Max Lacruz, editor: “En la relación con el autor lo importante es el texto, todo lo demás es ruido”

Este año que está echando a andar, 2015, es para la editorial Funambulista el arranque de su segunda década como empresa literaria independiente. No pertenece a ningún gran grupo, no tiene en su catálogo autores que vendan cientos de miles de ejemplares, no sale en los papeles por un bombazo en el mundo de las letras, su editor no es figura mediática que el gran público, más en cantidad que en calidad, reconozca; es más, ni siquiera reside en España y sin embargo, Funambulista ha cumplido sus primeros 10 años, crisis por medio.

Funambulista ha cumplido diez años,  momento de la celebración en la librería La Central (Madrid).

Funambulista ha cumplido diez años, momento de la celebración en la librería La Central (Madrid).

Muy seguramente su permanencia se deba al trabajo artesanal del editor a la antigua usanza, el que busca nuevas voces, trabaja el libro con el mimo que le permite no tener que publicar un número elevado de títulos al mes. Ese editor que se cartea, hoy lo hace electrónicamente, con su autor hablando de la obra como el que elogia las evoluciones de su criatura y afea sus trastadas, cuando las hay. Un editor puro y duro. Que no se somete a modas, aunque tampoco desdeña las ventas que puedan llegar, pero no se siente atado por tendencias. Lo que viene a ser un verso suelto.

Su director, Max Lacruz, editor e hijo de editor (su padre, Mario Lacruz, lo fue en Seix Barral, entre otras), dice lo que piensa. Se expresa con la libertad del que no tiene cinturón que le oprima, tanto para lo bueno como para lo malo. Y así no le duelen prendas al asegurar, en entrevista telefónica, que “el sector no está tan mal -refiriéndose al sector editorial- porque se ha creado un mercado en América latina que antes no existía, lo comido por lo servido. España también es una lengua que se exporta, Estados Unidos es un reto todavía; a ver si la minoría hispana se pone a leer.

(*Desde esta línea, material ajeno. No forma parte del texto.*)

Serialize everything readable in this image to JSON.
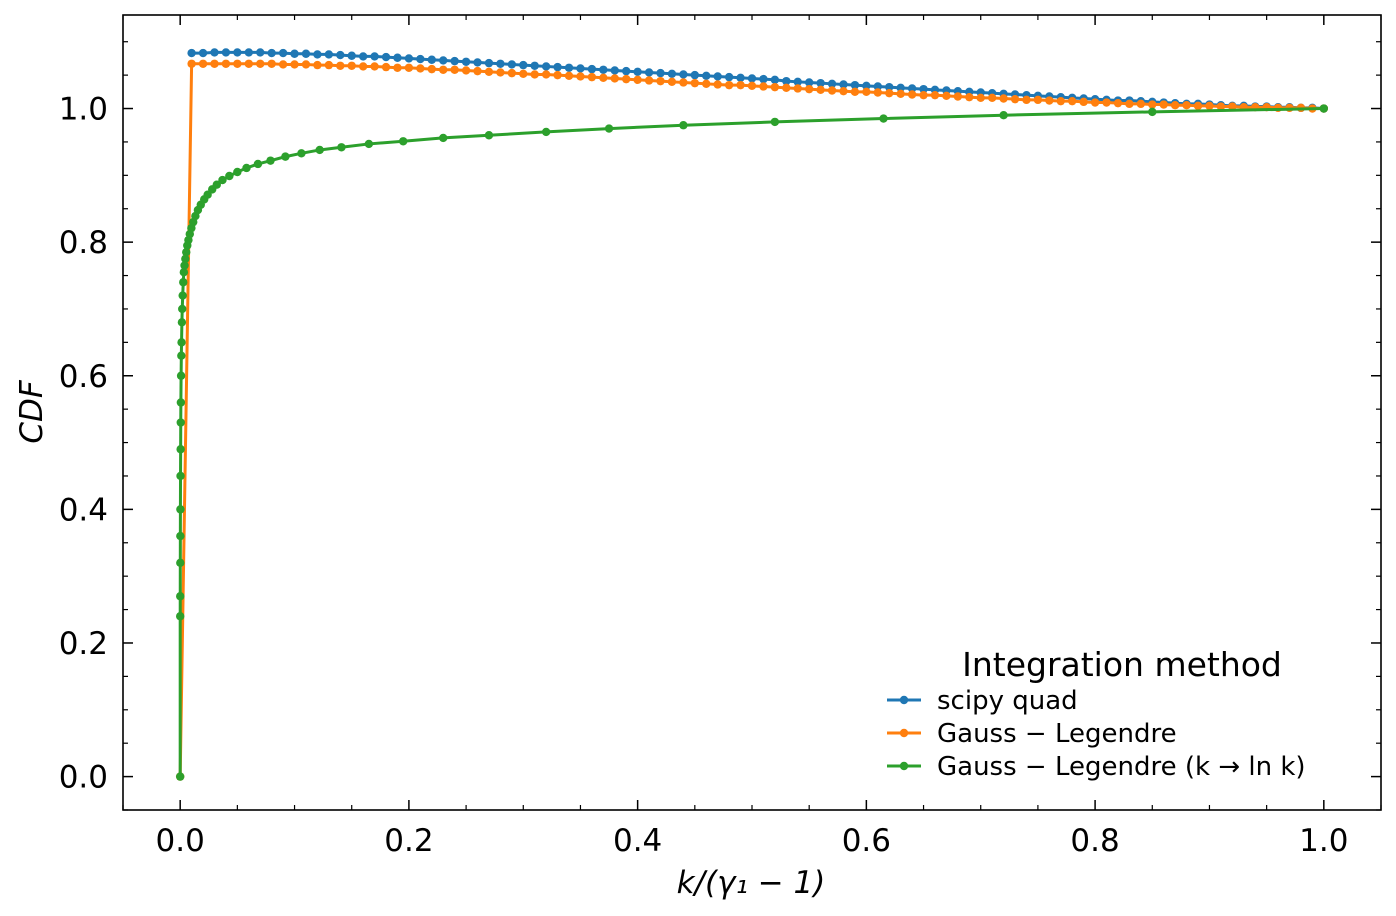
{
  "chart_data": {
    "type": "line",
    "xlabel": "k/(γ₁ − 1)",
    "ylabel": "CDF",
    "xlim": [
      -0.05,
      1.05
    ],
    "ylim": [
      -0.05,
      1.14
    ],
    "xticks": [
      "0.0",
      "0.2",
      "0.4",
      "0.6",
      "0.8",
      "1.0"
    ],
    "yticks": [
      "0.0",
      "0.2",
      "0.4",
      "0.6",
      "0.8",
      "1.0"
    ],
    "grid": false,
    "legend": {
      "title": "Integration method",
      "position": "lower-right"
    },
    "series": [
      {
        "name": "scipy quad",
        "color": "#1f77b4",
        "marker": "circle",
        "x": [
          0.01,
          0.02,
          0.03,
          0.04,
          0.05,
          0.06,
          0.07,
          0.08,
          0.09,
          0.1,
          0.11,
          0.12,
          0.13,
          0.14,
          0.15,
          0.16,
          0.17,
          0.18,
          0.19,
          0.2,
          0.21,
          0.22,
          0.23,
          0.24,
          0.25,
          0.26,
          0.27,
          0.28,
          0.29,
          0.3,
          0.31,
          0.32,
          0.33,
          0.34,
          0.35,
          0.36,
          0.37,
          0.38,
          0.39,
          0.4,
          0.41,
          0.42,
          0.43,
          0.44,
          0.45,
          0.46,
          0.47,
          0.48,
          0.49,
          0.5,
          0.51,
          0.52,
          0.53,
          0.54,
          0.55,
          0.56,
          0.57,
          0.58,
          0.59,
          0.6,
          0.61,
          0.62,
          0.63,
          0.64,
          0.65,
          0.66,
          0.67,
          0.68,
          0.69,
          0.7,
          0.71,
          0.72,
          0.73,
          0.74,
          0.75,
          0.76,
          0.77,
          0.78,
          0.79,
          0.8,
          0.81,
          0.82,
          0.83,
          0.84,
          0.85,
          0.86,
          0.87,
          0.88,
          0.89,
          0.9,
          0.91,
          0.92,
          0.93,
          0.94,
          0.95,
          0.96,
          0.97,
          0.98,
          0.99,
          1.0
        ],
        "y": [
          1.083,
          1.083,
          1.084,
          1.084,
          1.084,
          1.084,
          1.084,
          1.083,
          1.083,
          1.082,
          1.082,
          1.081,
          1.081,
          1.08,
          1.079,
          1.078,
          1.078,
          1.077,
          1.076,
          1.075,
          1.074,
          1.073,
          1.072,
          1.071,
          1.07,
          1.069,
          1.068,
          1.067,
          1.066,
          1.065,
          1.064,
          1.063,
          1.062,
          1.061,
          1.06,
          1.059,
          1.058,
          1.057,
          1.056,
          1.055,
          1.054,
          1.053,
          1.052,
          1.051,
          1.05,
          1.049,
          1.048,
          1.047,
          1.046,
          1.045,
          1.044,
          1.043,
          1.041,
          1.04,
          1.039,
          1.038,
          1.037,
          1.036,
          1.035,
          1.034,
          1.033,
          1.032,
          1.031,
          1.03,
          1.029,
          1.028,
          1.027,
          1.026,
          1.025,
          1.024,
          1.023,
          1.022,
          1.021,
          1.02,
          1.019,
          1.018,
          1.017,
          1.016,
          1.015,
          1.014,
          1.013,
          1.012,
          1.012,
          1.011,
          1.01,
          1.009,
          1.008,
          1.007,
          1.007,
          1.006,
          1.005,
          1.004,
          1.004,
          1.003,
          1.003,
          1.002,
          1.002,
          1.001,
          1.001,
          1.0
        ]
      },
      {
        "name": "Gauss − Legendre",
        "color": "#ff7f0e",
        "marker": "circle",
        "x": [
          0.0,
          0.01,
          0.02,
          0.03,
          0.04,
          0.05,
          0.06,
          0.07,
          0.08,
          0.09,
          0.1,
          0.11,
          0.12,
          0.13,
          0.14,
          0.15,
          0.16,
          0.17,
          0.18,
          0.19,
          0.2,
          0.21,
          0.22,
          0.23,
          0.24,
          0.25,
          0.26,
          0.27,
          0.28,
          0.29,
          0.3,
          0.31,
          0.32,
          0.33,
          0.34,
          0.35,
          0.36,
          0.37,
          0.38,
          0.39,
          0.4,
          0.41,
          0.42,
          0.43,
          0.44,
          0.45,
          0.46,
          0.47,
          0.48,
          0.49,
          0.5,
          0.51,
          0.52,
          0.53,
          0.54,
          0.55,
          0.56,
          0.57,
          0.58,
          0.59,
          0.6,
          0.61,
          0.62,
          0.63,
          0.64,
          0.65,
          0.66,
          0.67,
          0.68,
          0.69,
          0.7,
          0.71,
          0.72,
          0.73,
          0.74,
          0.75,
          0.76,
          0.77,
          0.78,
          0.79,
          0.8,
          0.81,
          0.82,
          0.83,
          0.84,
          0.85,
          0.86,
          0.87,
          0.88,
          0.89,
          0.9,
          0.91,
          0.92,
          0.93,
          0.94,
          0.95,
          0.96,
          0.97,
          0.98,
          0.99,
          1.0
        ],
        "y": [
          0.0,
          1.067,
          1.067,
          1.067,
          1.067,
          1.067,
          1.067,
          1.067,
          1.067,
          1.066,
          1.066,
          1.066,
          1.065,
          1.065,
          1.064,
          1.064,
          1.063,
          1.063,
          1.062,
          1.061,
          1.061,
          1.06,
          1.059,
          1.058,
          1.058,
          1.057,
          1.056,
          1.055,
          1.054,
          1.053,
          1.052,
          1.051,
          1.051,
          1.05,
          1.049,
          1.048,
          1.047,
          1.046,
          1.045,
          1.044,
          1.043,
          1.042,
          1.041,
          1.04,
          1.039,
          1.038,
          1.037,
          1.036,
          1.035,
          1.035,
          1.034,
          1.033,
          1.032,
          1.031,
          1.03,
          1.029,
          1.028,
          1.027,
          1.026,
          1.025,
          1.025,
          1.024,
          1.023,
          1.022,
          1.021,
          1.02,
          1.02,
          1.019,
          1.018,
          1.017,
          1.016,
          1.016,
          1.015,
          1.014,
          1.013,
          1.013,
          1.012,
          1.011,
          1.011,
          1.01,
          1.009,
          1.009,
          1.008,
          1.007,
          1.007,
          1.006,
          1.006,
          1.005,
          1.005,
          1.004,
          1.004,
          1.003,
          1.003,
          1.002,
          1.002,
          1.002,
          1.001,
          1.001,
          1.001,
          1.0,
          1.0
        ]
      },
      {
        "name": "Gauss − Legendre (k → ln k)",
        "color": "#2ca02c",
        "marker": "circle",
        "x": [
          0.0,
          2e-05,
          5e-05,
          0.0001,
          0.00015,
          0.0002,
          0.0003,
          0.0004,
          0.0005,
          0.0006,
          0.0008,
          0.001,
          0.0012,
          0.0015,
          0.0018,
          0.0022,
          0.0027,
          0.0032,
          0.0038,
          0.0045,
          0.0053,
          0.0062,
          0.0072,
          0.0084,
          0.0098,
          0.0114,
          0.0133,
          0.0155,
          0.018,
          0.021,
          0.024,
          0.028,
          0.032,
          0.037,
          0.043,
          0.05,
          0.058,
          0.068,
          0.079,
          0.092,
          0.106,
          0.122,
          0.141,
          0.165,
          0.195,
          0.23,
          0.27,
          0.32,
          0.375,
          0.44,
          0.52,
          0.615,
          0.72,
          0.85,
          1.0
        ],
        "y": [
          0.0,
          0.24,
          0.27,
          0.32,
          0.36,
          0.4,
          0.45,
          0.49,
          0.53,
          0.56,
          0.6,
          0.63,
          0.65,
          0.68,
          0.7,
          0.72,
          0.74,
          0.755,
          0.765,
          0.775,
          0.785,
          0.795,
          0.803,
          0.812,
          0.821,
          0.83,
          0.839,
          0.848,
          0.856,
          0.864,
          0.871,
          0.879,
          0.886,
          0.893,
          0.899,
          0.905,
          0.911,
          0.917,
          0.922,
          0.928,
          0.933,
          0.938,
          0.942,
          0.947,
          0.951,
          0.956,
          0.96,
          0.965,
          0.97,
          0.975,
          0.98,
          0.985,
          0.99,
          0.995,
          1.0
        ]
      }
    ]
  }
}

Pero no lo veo tan dramático, ¡tan mal, tan mal no está!”.

Mientras, la Federación del Gremio de Editores ha lanzado esta semana un SOS al gobierno y ha hecho públicos datos que eran un secreto a voces: caída de las ventas, lectores que no son tales (aunque estadísticas pasadas dijeran lo contrario), menor tirada en cada edición, el daño provocado por la piratería…

PREGUNTA.- ¿Qué es un editor?

RESPUESTA.- No es más que un intermediario. Lo importante es que el patrimonio se mantenga y que uno pueda acceder a la Literatura. Lo importante es leer, no es publicar. Los hay (editores) que cumplen su función pero también hay tanto patrimonio solo con los autores de dominio público que se puede leer… En Francia, en Gallica te bajas los ficheros que te da la gana y tienes literatura francesa de los últimos cinco siglos gracias a la Biblioteca Nacional de Francia. Eso está ahí.

P.- La Literatura, el libro, es lo importante, ¿cómo se consigue?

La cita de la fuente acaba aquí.